As Clancy got older, he starting taking on more familial responsibilities and recognizing the danger of his work, he said. He had been a sergeant for Captain McCaw, so he came to the school through his connection with McCaw, Clancy said.

McCaw wanted to have a former lieutenant with a four year college degree on the security team at school and O’Sullivan fit the description, O’Sullivan said.

There are times that Clancy misses being in the NYPD, especially being with the people he used to work with, he said. But he does not miss the stress of being a civil servant or having to run around so much, he said.

“On occasion, something happens [at school] and the stress level rises,” Smith said. But overall, being in the FDNY was much more stressful than working at school, he said.

Some of the daily tasks of security guards include helping to ensure the safety of students near the buses during dismissal, monitoring cameras, and checking that epipens are in their correct locations.

“There is enough activity to keep us challenged and engaged,” McCaw said. “There’s no boring time.

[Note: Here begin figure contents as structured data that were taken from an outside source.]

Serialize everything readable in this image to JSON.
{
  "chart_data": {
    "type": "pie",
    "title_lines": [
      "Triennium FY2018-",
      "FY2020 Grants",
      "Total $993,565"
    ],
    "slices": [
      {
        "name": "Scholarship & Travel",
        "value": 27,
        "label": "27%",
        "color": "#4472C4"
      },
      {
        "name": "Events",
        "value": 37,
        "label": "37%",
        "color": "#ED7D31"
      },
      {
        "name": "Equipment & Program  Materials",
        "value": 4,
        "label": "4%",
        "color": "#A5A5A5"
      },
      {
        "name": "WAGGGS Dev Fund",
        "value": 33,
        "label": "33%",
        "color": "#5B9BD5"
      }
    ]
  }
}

There’s always something going on,” he said.

In the fire department, there was always a fear that any day might be his last, Smyth said. But at the school, there is not the constant fear that he might not make it home, he said.

Days in the NYPD could go slowly because they were filled with negative interactions with civilians, but the interactions with members of the school community are very positive, so school days go by quickly, McCaw said.

“I enjoy working here. The people are all great and the kids are very respectful,” Nolan said.

Head of School Dr. Tom Kelly makes sure to thank the security staff’s hard work, especially when security works on a weekend or covers a big event, Nolan said. This is different from the NYPD where superiors rarely thank their officers for their work, he said.

“It was a wonderful opportunity when I came here, and each day that goes by just gets better and better,” McCaw said.

When you put the skill sets of both police and firefighters together, you can do anything, McCaw said.

As a fire marshal, Smith had to communicate well with everyone he was working with and he is able to use these communication skills at school if there are ever emergencies, he said. From his time in the fire department, he can now calm people down during an emergency while aiding the person in distress, he said.

As a former firefighter, Smyth has worked with or at least knows many of the current firemen in the area and is able to communicate with them well, he said.

Clancy was a sergeant in the NYPD, which allowed him to build managerial experience and learn to plan for large scale events, he said.

McCaw also had to learn how to manage both people and events as a captain in the NYPD and is now able to manage events with an eye for safety, he said.

Being a fireman allowed Smyth to learn how to stay calm during new situations and prioritize what is important, he said. He also learned how to take and give advice in a gracious manner, Smyth said.

Along with the experiences that service members took away from the force, they also came away with many life lessons.

“Surround yourself with good people. It helps,” Clancy said.

“You have to communicate and you have to be able to understand,” Delvalle said. “If you don’t understand, you have to ask questions,” she said.

Delvalle treated the inmates that she worked with on Rikers Island “like human beings” and unlike many other officers, she allowed the inmates to call her “Ms. D” instead of CO (Corrections Officer), she said. She spoke Spanish in her home growing up, so she used Spanish to communicate with people who were native Spanish speakers themselves, she said.

“Your decisions have consequences,” O’Sullivan said. “That one decision that you make could really dictate the outcome of many years to come in your life,” he said.

As McCaw moved up the ranks from police officer to Captain, he was able to learn how to be a better leader from people that he respected, he said. He incorporated aspects of other people’s leadership styles into his own, and made sure not to make the same mistakes as leaders that he did not respect, he said.

Clancy believes in treating people with respect, and finds that being respectful makes interactions with other people easier, he said. “If you’re decent to people, they’ll be decent back for the most part,” he said.